La longueur de la route entre le sud de la France et le Luxembourg ainsi que le fait de ne pas conduire m'ont laissé le temps de déguster Eloge de la fuite, d'Henri Laborit, qui m'a été chaudement recommandé par un ami en tant que livre préféré. Après le Bug humain, l'exploration du rapport entre la nature de la conscience humaine et la sociologie résultante continue.
Premier constat, c'est un livre dense. Une brique. Il y a beaucoup d'informations et Henri Laborit ne fait pas d'effort particulier pour vulgariser. Il parle à son lecteur en présupposant que celui-ci dispose de suffisamment d'acquis pour en comprendre ses messages. Il fait le pari de son intelligence et c'est tout à fait louable. Sans doute qu'en 1985, date où il a été écrit, cette pratique était courante et qu'il était tout à fait accepté qu'un livre nécessite de nombreuses lectures. A l'heure actuelle, il me semble que la recrudescence d'ouvrages pose plus que jamais la question du choix de l'apprentissage: en largeur ou en profondeur ? A-t-on vraiment le choix de lire plusieurs fois le même livre ? C'est une question que je me pose tous les jours. Et dans les faits, je ne relis que très rarement un livre.

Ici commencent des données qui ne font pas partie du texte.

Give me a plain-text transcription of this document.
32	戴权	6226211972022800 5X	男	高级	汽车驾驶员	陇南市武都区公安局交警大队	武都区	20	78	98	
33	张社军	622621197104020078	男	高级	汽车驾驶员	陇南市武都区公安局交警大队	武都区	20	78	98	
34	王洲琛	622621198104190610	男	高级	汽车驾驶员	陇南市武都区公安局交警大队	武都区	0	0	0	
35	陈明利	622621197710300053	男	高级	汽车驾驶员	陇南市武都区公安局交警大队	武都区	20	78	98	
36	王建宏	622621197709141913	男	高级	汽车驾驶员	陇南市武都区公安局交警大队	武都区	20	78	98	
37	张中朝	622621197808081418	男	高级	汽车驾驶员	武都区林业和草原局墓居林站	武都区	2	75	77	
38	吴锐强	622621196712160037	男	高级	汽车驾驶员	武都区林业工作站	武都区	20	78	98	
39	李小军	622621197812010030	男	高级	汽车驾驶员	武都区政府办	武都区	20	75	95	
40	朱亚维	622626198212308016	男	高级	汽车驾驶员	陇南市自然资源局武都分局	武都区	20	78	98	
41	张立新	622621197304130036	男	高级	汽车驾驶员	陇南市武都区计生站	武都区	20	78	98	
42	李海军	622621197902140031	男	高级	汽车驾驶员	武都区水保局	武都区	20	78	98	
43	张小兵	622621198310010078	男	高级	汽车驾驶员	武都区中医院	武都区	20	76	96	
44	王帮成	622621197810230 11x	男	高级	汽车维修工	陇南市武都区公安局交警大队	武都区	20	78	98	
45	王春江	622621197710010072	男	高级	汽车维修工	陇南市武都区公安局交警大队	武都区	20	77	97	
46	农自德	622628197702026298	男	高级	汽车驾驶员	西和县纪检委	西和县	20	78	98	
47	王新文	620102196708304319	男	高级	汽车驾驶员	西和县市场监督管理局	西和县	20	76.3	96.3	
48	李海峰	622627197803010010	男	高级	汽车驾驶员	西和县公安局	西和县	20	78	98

Deuxième constat, il s'agit d'un livre à la frontière entre biologie, sociologie et philosophie. Seul un auteur du calibre d'Henri Laborit qui a voyagé toute sa vie entre différentes expertises est capable d'avoir un regard transversal d'une telle acuité. Et il se trouve que j'ai une admiration particulière pour toutes ces personnes que les frontières interdisciplinaires n'ont pas arrêtées dans leur envie de comprendre le monde. Ici, le regard est scientifique et il s'agit de trouver la racine des invariants sociologiques dans la neurobiologie du cerveau des individus.

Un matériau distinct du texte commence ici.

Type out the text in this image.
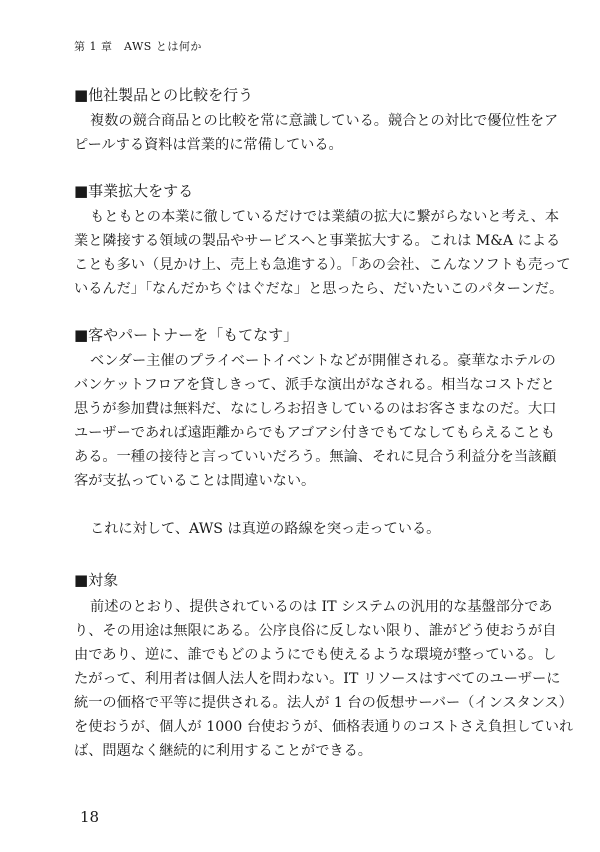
第 1 章　AWS とは何か
■他社製品との比較を行う
複数の競合商品との比較を常に意識している。競合との対比で優位性をア
ピールする資料は営業的に常備している。
■事業拡大をする
もともとの本業に徹しているだけでは業績の拡大に繋がらないと考え、本
業と隣接する領域の製品やサービスへと事業拡大する。これは M&A による
ことも多い（見かけ上、売上も急進する）。「あの会社、こんなソフトも売って
いるんだ」「なんだかちぐはぐだな」と思ったら、だいたいこのパターンだ。
■客やパートナーを「もてなす」
ベンダー主催のプライベートイベントなどが開催される。豪華なホテルの
バンケットフロアを貸しきって、派手な演出がなされる。相当なコストだと
思うが参加費は無料だ、なにしろお招きしているのはお客さまなのだ。大口
ユーザーであれば遠距離からでもアゴアシ付きでもてなしてもらえることも
ある。一種の接待と言っていいだろう。無論、それに見合う利益分を当該顧
客が支払っていることは間違いない。
これに対して、AWS は真逆の路線を突っ走っている。
■対象
前述のとおり、提供されているのは IT システムの汎用的な基盤部分であ
り、その用途は無限にある。公序良俗に反しない限り、誰がどう使おうが自
由であり、逆に、誰でもどのようにでも使えるような環境が整っている。し
たがって、利用者は個人法人を問わない。IT リソースはすべてのユーザーに
統一の価格で平等に提供される。法人が 1 台の仮想サーバー（インスタンス）
を使おうが、個人が 1000 台使おうが、価格表通りのコストさえ負担していれ
ば、問題なく継続的に利用することができる。
18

Plusieurs thèmes sont abordés à la façon de dissertations philosophiques, dans une linéarité qui m'échappe. Le fond commun entre ces chapitres est une vision de l'homme en tant que machine biologique, intégralement déterminée par son inconscient, son système nerveux, ses organes, les molécules qui les composent et les atomes qui les construisent. Ce robot de chair évolue dans un monde cybernétique entièrement déterminé lui aussi. Soyons clairs, pour Henri Laborit, la liberté n'existe pas, ou plutôt elle correspond (au même titre que le hasard) à une mauvaise connaissance du terrain. Nulle transcendance pour lui. Pas de hasard, pas de liberté, et tout ce qui en résulte (libre arbitre, amour, société, travail, bonheur, vie politique...) ne sont que des propriétés émergentes de ces atomes en mouvement. Autant dire que c'est une vision particulièrement déprimante de la vie. La conscience ne serait que le support temporaire d'une structure vivante sélectionnée par l'évolution pour son efficacité à se reproduire. Rien de plus.

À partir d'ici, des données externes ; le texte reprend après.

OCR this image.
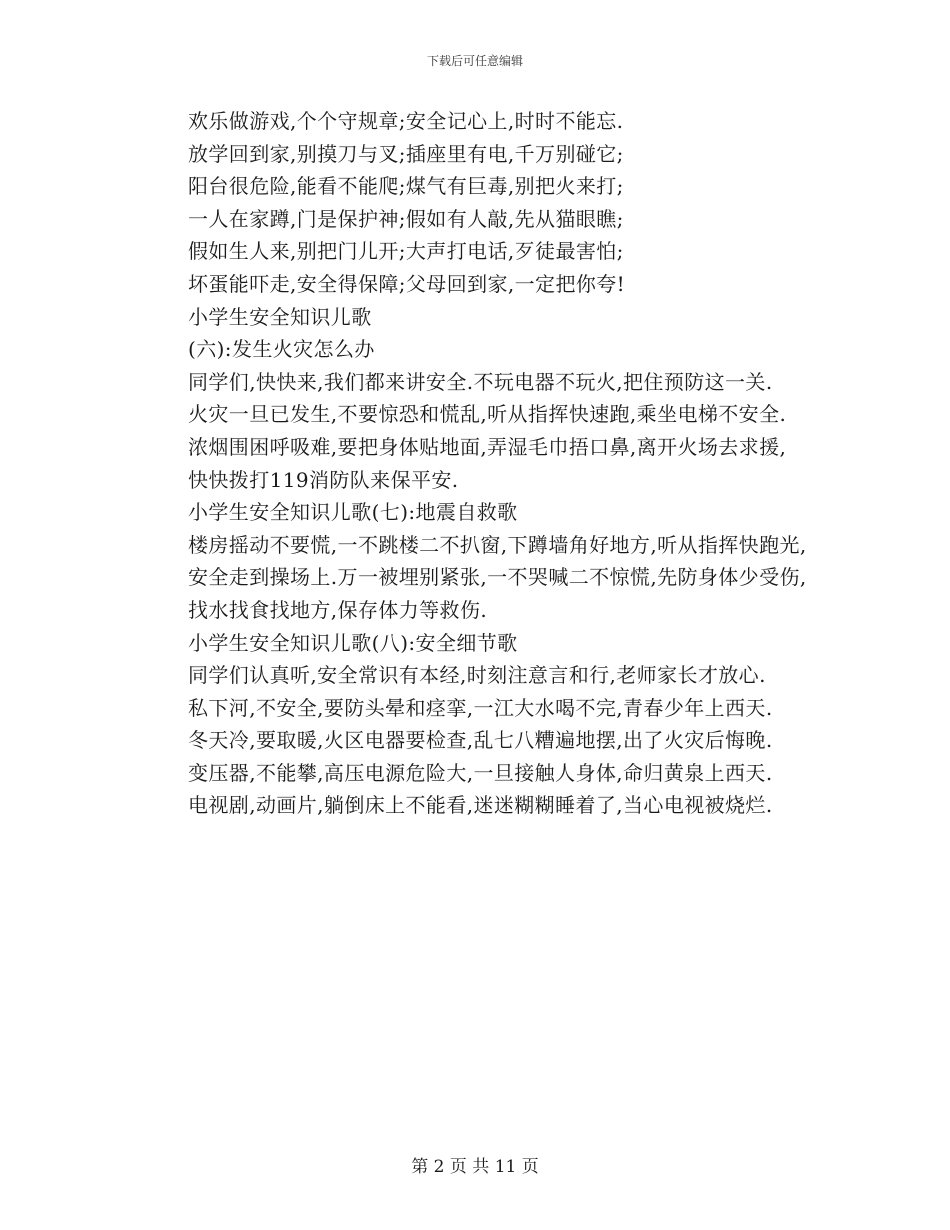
下载后可任意编辑

欢乐做游戏,个个守规章;安全记心上,时时不能忘.

放学回到家,别摸刀与叉;插座里有电,千万别碰它;

阳台很危险,能看不能爬;煤气有巨毒,别把火来打;

一人在家蹲,门是保护神;假如有人敲,先从猫眼瞧;

假如生人来,别把门儿开;大声打电话,歹徒最害怕;

坏蛋能吓走,安全得保障;父母回到家,一定把你夸!

小学生安全知识儿歌

(六):发生火灾怎么办

同学们,快快来,我们都来讲安全.不玩电器不玩火,把住预防这一关.

火灾一旦已发生,不要惊恐和慌乱,听从指挥快速跑,乘坐电梯不安全.

浓烟围困呼吸难,要把身体贴地面,弄湿毛巾捂口鼻,离开火场去求援,

快快拨打119消防队来保平安.

小学生安全知识儿歌(七):地震自救歌

楼房摇动不要慌,一不跳楼二不扒窗,下蹲墙角好地方,听从指挥快跑光,

安全走到操场上.万一被埋别紧张,一不哭喊二不惊慌,先防身体少受伤,

找水找食找地方,保存体力等救伤.

小学生安全知识儿歌(八):安全细节歌

同学们认真听,安全常识有本经,时刻注意言和行,老师家长才放心.

私下河,不安全,要防头晕和痉挛,一江大水喝不完,青春少年上西天.

冬天冷,要取暖,火区电器要检查,乱七八糟遍地摆,出了火灾后悔晚.

变压器,不能攀,高压电源危险大,一旦接触人身体,命归黄泉上西天.

电视剧,动画片,躺倒床上不能看,迷迷糊糊睡着了,当心电视被烧烂.

第 2 页 共 11 页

Autant le dire tout de suite, je ne partage pas cette vision. Je crois en la transcendance, tout en étant conscient que c'est peut-être une façon de rendre soutenable l'absurdité de la vie telle que présentée par Henri Laborit. Et je crois que mon salut tient dans le théorème d'incomplétude de Godel qui n'est jamais abordé dans ce livre. Toute théorie repose sur des théorèmes indémontrables, des hypothèses qui doivent être acceptées. Ici, c'est l'hypothèse de la non-dualité de la conscience, partagée par la très large majorité des scientifiques de nos jours.
Mais ce livre est un exposé brillant, érudit, d'une grande intelligence, c'est indéniable. J'aurais adoré écouter Henri Laborit en conférence. Heureusement qu'il reste les livres et de bons amis pour en recommander la lecture.